The nationalistic stances taken by states thus very much counter the interdependency narrative associated with the pre-COVID-19 global order. While calls have been made for a coordinated international response, the lack of superseding frameworks (in addition to the politics around funding) has left any efforts by inter-governmental institutions relatively futile and merely advisory, including the World Health Organization, even though the organization’s primary objective is to lead global health responses. It is therefore perplexing, yet perhaps unsurprising, that the exclusive G20 has been emphasized by some Western spokespersons as being the necessary leaders of an international taskforce, rather than the largest intergovernmental organization whose central purpose is, in essence, to maintain international peace and security through cooperation.
Though the role and relevance of the United Nations is an entirely different debate, the individual responses by governments to protect their nations (and the lack thereof by intergovernmental institutions to protect the international) suggest that coronavirus has actually highlighted weaknesses in the contemporary global system. After decades of increased interdependency and globalization, the world has indeed been enriched unlike ever before but, concurrently, has also become unprecedentedly delicate. Gross asymmetries in political, social, and economic power between, as well as within, states are only a few examples of such fragility, as outlined by Amartya Sen. In addition, greater connectivity has augmented the enormous, albeit often unrecognized, risk of a global catastrophe by increasing “fat-tailedness,” a statistical term for the unexpectedly thick ‘tail’ towards the edge of a distribution curve, which indicates the likelihood that extreme events will occur, such as financial crises and pandemics. Though the possibility of these inherently unquantifiable extreme events occurring are both unlikely and difficult to predict, COVID-19 now reinforces that the global community, whilst incredibly linked, was also collectively unprepared to address crises of this magnitude.
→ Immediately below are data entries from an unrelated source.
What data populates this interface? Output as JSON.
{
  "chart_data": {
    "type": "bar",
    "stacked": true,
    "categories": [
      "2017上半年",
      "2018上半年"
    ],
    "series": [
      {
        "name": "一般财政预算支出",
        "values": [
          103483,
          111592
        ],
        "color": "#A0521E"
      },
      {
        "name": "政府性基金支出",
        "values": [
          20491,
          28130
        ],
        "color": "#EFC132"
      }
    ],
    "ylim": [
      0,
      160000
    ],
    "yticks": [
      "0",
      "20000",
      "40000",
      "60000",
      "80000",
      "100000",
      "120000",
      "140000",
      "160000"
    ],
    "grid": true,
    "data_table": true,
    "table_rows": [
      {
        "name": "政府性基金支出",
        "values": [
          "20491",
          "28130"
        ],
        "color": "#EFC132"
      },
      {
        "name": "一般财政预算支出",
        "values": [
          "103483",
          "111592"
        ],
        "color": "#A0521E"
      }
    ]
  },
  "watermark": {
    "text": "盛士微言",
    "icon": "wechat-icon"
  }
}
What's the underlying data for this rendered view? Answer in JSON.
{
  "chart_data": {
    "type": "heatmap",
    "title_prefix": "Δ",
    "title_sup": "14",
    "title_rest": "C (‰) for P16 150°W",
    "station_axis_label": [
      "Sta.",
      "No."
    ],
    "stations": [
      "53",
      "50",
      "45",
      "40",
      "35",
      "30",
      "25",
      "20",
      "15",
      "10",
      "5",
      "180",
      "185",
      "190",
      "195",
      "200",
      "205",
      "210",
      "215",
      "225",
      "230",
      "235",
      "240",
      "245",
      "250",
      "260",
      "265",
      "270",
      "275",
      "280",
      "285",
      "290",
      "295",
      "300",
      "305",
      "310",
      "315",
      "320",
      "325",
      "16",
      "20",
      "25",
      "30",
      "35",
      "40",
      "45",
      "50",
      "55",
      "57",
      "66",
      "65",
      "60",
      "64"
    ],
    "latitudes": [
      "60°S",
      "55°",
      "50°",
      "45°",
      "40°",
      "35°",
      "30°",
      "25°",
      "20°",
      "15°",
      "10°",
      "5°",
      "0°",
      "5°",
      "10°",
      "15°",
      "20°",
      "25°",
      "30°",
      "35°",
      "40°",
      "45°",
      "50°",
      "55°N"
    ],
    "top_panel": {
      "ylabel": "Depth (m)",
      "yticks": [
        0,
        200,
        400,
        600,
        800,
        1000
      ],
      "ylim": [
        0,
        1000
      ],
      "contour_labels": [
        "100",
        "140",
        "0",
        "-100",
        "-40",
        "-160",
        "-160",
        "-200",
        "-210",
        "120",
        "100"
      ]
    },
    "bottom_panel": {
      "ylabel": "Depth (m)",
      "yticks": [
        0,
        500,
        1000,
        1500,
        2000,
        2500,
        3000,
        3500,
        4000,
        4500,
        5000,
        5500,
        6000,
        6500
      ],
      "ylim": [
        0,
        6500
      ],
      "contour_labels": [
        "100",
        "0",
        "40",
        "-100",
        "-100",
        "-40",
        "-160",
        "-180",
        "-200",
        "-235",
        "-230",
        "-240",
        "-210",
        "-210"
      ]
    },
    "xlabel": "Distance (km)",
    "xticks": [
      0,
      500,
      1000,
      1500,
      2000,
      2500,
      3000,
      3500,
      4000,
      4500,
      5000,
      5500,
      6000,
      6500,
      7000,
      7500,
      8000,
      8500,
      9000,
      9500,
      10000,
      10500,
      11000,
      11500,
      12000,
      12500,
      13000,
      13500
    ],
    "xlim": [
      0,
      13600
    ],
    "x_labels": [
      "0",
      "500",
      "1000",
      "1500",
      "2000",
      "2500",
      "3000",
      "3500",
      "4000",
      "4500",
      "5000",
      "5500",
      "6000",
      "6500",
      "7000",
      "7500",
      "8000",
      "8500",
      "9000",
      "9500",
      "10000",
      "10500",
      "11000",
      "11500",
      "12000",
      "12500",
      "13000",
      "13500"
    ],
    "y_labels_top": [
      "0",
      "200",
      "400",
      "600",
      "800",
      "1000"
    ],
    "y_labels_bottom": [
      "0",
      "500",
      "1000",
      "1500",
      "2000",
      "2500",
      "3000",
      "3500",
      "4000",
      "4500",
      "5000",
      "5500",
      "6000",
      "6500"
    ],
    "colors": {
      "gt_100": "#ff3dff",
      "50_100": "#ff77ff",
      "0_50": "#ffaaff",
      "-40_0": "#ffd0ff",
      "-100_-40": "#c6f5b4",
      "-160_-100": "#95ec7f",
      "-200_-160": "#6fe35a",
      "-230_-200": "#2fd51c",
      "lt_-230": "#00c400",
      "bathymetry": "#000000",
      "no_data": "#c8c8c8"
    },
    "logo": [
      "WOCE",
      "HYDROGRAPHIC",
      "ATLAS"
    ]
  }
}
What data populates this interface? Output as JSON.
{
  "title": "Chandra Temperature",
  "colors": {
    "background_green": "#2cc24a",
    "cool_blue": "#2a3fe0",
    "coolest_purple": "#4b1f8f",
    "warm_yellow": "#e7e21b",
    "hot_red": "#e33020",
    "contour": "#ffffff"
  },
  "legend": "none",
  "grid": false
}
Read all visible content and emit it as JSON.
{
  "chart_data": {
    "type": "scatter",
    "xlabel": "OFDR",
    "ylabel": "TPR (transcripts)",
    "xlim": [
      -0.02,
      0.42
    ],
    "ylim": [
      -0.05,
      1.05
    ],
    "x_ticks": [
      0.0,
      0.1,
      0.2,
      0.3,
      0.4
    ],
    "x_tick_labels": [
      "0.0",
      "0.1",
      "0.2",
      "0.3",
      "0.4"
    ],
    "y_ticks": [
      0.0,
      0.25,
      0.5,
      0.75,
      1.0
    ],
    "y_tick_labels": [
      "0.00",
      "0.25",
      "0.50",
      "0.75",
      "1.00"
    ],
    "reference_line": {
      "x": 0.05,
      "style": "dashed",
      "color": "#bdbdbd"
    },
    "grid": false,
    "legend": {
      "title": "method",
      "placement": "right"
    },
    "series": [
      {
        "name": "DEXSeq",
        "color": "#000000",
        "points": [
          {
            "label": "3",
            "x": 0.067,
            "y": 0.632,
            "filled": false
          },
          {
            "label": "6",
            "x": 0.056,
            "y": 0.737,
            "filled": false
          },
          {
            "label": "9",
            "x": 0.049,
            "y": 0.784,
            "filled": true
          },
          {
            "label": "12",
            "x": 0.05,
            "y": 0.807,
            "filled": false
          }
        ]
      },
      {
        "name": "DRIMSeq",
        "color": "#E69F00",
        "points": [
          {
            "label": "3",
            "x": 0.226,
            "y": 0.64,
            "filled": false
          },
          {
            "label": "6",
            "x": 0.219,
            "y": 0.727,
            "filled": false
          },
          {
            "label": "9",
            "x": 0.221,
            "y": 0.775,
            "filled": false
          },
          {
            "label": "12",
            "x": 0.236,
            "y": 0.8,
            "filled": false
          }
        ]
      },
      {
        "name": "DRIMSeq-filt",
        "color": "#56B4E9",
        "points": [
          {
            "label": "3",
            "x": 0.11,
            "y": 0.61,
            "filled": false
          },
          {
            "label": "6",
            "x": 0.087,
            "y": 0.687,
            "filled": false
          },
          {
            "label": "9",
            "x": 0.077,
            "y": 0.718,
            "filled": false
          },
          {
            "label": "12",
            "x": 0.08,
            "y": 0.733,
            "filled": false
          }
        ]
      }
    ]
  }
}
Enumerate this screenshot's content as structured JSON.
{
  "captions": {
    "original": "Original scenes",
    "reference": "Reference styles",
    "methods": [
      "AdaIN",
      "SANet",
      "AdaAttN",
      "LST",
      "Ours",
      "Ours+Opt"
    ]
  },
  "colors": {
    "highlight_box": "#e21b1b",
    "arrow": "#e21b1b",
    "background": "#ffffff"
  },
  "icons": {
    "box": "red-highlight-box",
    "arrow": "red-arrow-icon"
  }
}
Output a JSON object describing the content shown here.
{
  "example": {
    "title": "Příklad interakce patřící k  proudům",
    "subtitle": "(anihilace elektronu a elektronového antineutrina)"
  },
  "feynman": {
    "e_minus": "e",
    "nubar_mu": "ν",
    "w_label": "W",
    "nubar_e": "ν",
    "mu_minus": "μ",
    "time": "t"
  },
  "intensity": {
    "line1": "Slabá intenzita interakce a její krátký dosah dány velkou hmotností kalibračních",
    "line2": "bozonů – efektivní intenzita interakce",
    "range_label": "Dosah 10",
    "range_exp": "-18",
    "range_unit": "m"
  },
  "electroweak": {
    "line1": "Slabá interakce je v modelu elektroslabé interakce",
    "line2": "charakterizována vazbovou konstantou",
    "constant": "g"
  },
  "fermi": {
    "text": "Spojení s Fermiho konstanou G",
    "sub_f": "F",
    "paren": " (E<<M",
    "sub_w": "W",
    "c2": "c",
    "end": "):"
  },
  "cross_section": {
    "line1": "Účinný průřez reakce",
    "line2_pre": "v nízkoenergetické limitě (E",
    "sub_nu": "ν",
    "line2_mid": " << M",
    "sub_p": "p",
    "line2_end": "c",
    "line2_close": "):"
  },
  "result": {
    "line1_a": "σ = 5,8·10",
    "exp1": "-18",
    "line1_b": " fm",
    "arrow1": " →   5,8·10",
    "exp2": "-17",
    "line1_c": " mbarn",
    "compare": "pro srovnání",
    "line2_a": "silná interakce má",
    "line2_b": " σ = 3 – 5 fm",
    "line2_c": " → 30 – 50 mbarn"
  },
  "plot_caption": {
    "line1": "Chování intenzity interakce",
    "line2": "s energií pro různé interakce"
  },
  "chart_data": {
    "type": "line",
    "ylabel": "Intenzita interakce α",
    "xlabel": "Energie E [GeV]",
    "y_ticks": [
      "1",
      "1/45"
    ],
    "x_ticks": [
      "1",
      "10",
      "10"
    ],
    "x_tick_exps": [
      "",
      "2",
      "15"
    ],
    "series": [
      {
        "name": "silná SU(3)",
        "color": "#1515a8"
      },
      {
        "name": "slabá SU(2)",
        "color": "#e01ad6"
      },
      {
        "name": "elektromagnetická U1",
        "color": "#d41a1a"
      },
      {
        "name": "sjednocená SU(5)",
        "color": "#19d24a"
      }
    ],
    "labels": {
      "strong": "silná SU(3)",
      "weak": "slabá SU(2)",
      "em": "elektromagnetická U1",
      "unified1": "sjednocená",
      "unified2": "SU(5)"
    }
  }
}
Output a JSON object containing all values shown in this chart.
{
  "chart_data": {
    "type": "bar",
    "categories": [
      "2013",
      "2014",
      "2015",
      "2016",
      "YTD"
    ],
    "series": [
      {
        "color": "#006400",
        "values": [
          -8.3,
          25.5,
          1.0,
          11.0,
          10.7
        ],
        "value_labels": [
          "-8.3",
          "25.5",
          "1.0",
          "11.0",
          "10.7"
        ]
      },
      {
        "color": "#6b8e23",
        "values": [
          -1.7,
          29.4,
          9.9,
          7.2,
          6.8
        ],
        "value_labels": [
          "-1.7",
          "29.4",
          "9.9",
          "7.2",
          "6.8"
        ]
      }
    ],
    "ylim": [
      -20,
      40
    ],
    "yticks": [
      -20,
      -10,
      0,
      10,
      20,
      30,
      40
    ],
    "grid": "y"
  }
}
Though an age of fake news may make it seemingly easy to blame those outside the national ‘we’ for the global pandemic, COVID-19 is much more than a political issue. As the young child innocently reminded us all: it is a vibrant example of bio-geo-politics at play. While effectively combating an unprecedented crisis as significant as this pandemic is undoubtedly a difficult feat for national leaders, especially as it intersects with other global challenges like capitalism and climate change, it is for these same reasons that a unilateral approach in a time of such heightened interdependency and globalization will neither eradicate the virus nor revive the world economy. As such, the decisions of governments worldwide to elicit an emotive nationalistic response to an inter-national biological threat not only begs the question of efficacy, but of what global cooperation, governance, and connectivity might look like in a post-COVID-19 world.